Founded in 2011, Stitch Fix delivers an order of five clothing items and accessories every month, every other month, or quarterly for $20 per box, promoting itself as an alternative for those who shun shopping. Customers can try on each item, choose what they want to keep and send back the rest. What they keep is essentially what they choose to buy.
Here's the kicker: The $20 monthly fee, which accounts for free shipping and free returns, will also go toward the purchase. This means that if a customer decides to keep a blouse that's priced at $50, she will only pay $30 on top of the $20 fee.
Stitch Fix calls itself a personal stylist, putting together each box based on a 10-minute survey the customer completes. The survey takes down users' shopping habits, sizes, style preferences and pricing preferences. Then, Stitch Fix claims to use "a proprietary styling platform" along with its own algorithm to determine what goes inside each shipment.
The products are a mix of private labels and outside brands.
Prices vary, starting at $28 per item. The average price is about $55, but the company announced in August that it will carry pricier brands such as Rag & Bone; Kate Spade, which is owned by Tapestry, Inc. (TPR) , or formerly known as Coach; Theory; Helmut Lang, owned by the Prada Family; and Rebecca Minkoff.

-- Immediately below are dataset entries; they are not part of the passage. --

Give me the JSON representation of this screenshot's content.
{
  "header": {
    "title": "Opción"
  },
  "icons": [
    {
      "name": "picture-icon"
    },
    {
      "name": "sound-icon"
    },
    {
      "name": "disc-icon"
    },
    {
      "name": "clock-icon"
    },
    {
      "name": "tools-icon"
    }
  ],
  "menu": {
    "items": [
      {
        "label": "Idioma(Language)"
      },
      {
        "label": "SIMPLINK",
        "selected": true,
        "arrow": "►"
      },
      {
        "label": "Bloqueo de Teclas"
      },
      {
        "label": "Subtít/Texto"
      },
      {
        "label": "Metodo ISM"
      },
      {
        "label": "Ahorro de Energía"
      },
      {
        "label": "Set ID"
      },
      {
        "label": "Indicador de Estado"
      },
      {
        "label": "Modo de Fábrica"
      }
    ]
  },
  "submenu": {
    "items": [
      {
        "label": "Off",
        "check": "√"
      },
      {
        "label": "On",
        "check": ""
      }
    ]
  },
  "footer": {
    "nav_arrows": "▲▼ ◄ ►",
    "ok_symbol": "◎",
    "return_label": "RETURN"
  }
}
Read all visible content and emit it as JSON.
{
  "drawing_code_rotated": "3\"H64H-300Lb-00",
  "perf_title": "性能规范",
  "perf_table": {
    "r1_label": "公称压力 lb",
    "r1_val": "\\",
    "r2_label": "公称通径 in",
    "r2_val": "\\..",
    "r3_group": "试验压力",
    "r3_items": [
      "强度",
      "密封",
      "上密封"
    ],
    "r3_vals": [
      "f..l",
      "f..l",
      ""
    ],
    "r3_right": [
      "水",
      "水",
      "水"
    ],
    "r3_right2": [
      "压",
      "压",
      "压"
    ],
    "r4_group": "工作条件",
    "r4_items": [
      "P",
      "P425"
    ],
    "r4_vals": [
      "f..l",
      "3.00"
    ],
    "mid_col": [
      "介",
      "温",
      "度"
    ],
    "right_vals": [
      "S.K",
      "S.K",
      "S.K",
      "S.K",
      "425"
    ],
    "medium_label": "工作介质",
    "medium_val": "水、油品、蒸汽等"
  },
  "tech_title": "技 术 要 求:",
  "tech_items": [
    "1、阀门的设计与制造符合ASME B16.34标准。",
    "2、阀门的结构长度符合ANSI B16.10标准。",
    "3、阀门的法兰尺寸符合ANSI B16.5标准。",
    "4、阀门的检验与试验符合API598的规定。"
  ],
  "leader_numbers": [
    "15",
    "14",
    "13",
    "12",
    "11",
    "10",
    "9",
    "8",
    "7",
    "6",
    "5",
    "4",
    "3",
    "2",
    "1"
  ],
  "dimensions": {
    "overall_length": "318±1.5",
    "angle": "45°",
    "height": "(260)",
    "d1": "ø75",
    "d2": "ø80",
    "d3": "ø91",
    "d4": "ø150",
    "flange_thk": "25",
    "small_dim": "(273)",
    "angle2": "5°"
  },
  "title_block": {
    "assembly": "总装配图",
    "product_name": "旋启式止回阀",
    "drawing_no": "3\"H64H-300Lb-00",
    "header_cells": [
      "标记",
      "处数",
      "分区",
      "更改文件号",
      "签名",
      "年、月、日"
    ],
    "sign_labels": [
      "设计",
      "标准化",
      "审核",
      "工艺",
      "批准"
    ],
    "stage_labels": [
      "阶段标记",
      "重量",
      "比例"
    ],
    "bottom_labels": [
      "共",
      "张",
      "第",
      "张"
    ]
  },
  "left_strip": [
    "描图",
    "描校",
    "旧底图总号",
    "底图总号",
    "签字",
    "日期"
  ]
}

Stitch Fix works with vendors similar to how a department store does, and it's also planning to ramp up its own private label offerings. In this pursuit, it will possibly go head-to-head with Target Corp. (TGT) and Amazon.com Inc. (AMZN) , which are investing in their own apparel lines. In 2017, it began offering services to men, too.
Apparel subscriptions have a brief and already-rocky track record.

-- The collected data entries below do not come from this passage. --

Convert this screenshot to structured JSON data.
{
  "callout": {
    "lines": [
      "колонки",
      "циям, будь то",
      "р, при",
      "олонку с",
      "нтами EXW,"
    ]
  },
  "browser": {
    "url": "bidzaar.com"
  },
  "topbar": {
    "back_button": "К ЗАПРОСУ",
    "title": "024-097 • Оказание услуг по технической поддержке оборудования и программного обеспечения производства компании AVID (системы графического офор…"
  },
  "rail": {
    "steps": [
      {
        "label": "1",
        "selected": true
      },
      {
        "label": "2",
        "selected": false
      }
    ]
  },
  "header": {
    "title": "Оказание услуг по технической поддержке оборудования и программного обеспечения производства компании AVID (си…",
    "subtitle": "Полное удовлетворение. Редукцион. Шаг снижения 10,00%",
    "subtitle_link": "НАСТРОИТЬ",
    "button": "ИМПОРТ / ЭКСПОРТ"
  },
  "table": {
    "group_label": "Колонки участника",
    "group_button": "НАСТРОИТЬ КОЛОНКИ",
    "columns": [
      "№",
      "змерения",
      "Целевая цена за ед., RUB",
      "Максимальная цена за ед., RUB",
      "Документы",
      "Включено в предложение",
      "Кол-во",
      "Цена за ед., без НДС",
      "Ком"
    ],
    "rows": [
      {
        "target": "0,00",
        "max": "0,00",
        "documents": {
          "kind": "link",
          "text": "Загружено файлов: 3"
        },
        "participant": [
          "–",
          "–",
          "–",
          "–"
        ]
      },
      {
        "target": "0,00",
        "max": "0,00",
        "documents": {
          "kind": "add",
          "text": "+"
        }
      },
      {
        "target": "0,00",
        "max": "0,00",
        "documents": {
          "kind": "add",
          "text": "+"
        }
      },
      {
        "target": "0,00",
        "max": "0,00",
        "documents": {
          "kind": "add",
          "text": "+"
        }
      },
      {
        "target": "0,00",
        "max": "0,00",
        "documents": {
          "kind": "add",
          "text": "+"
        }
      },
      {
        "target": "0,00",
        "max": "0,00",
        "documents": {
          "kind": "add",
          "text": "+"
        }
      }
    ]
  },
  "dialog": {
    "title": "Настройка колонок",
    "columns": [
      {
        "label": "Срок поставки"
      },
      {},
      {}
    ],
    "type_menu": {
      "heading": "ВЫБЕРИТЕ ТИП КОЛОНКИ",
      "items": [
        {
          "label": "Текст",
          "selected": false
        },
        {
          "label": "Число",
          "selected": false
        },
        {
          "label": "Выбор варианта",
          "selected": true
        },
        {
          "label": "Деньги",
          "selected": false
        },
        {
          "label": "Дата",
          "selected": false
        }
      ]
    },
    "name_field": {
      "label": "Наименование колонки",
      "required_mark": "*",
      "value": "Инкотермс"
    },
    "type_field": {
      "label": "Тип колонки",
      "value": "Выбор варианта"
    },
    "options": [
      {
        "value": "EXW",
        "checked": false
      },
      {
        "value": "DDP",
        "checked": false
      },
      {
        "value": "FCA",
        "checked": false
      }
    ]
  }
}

Stitch Fix is hardly the first subscription box in retail. Competitor Trunk Club, for instance, was acquired by Nordstrom Inc. (JWN) in 2014 for $350 million. Two years later, the department store announced it was taking a $197 million writedown on Trunk Club as growth stunted.
Subscription retail emerged as a mainstream trend just five years ago. Beauty company Birchbox, for instance, was among the first subscription companies to become a household name. The startup, which started in 2010 and once raised $60 million in a single round, fell from grace in 2016 after funding dried up and customers jumped ship, complaining of irrelevant or repeat products.
Investors are skittish about the IPO.
When Stitch Fix first announced its intention to go public, its target was set at $18 to $20 apiece. The company will likely reduce the offering price, the Wall Street Journal reported Thursday, due to concerns about its long-term prospects.
Still, the company has reported robust growth in revenue, posting positive net income for six straight quarters. Total revenue amounted to $977 million in its most recent fiscal year, a 34% increase from the previous one.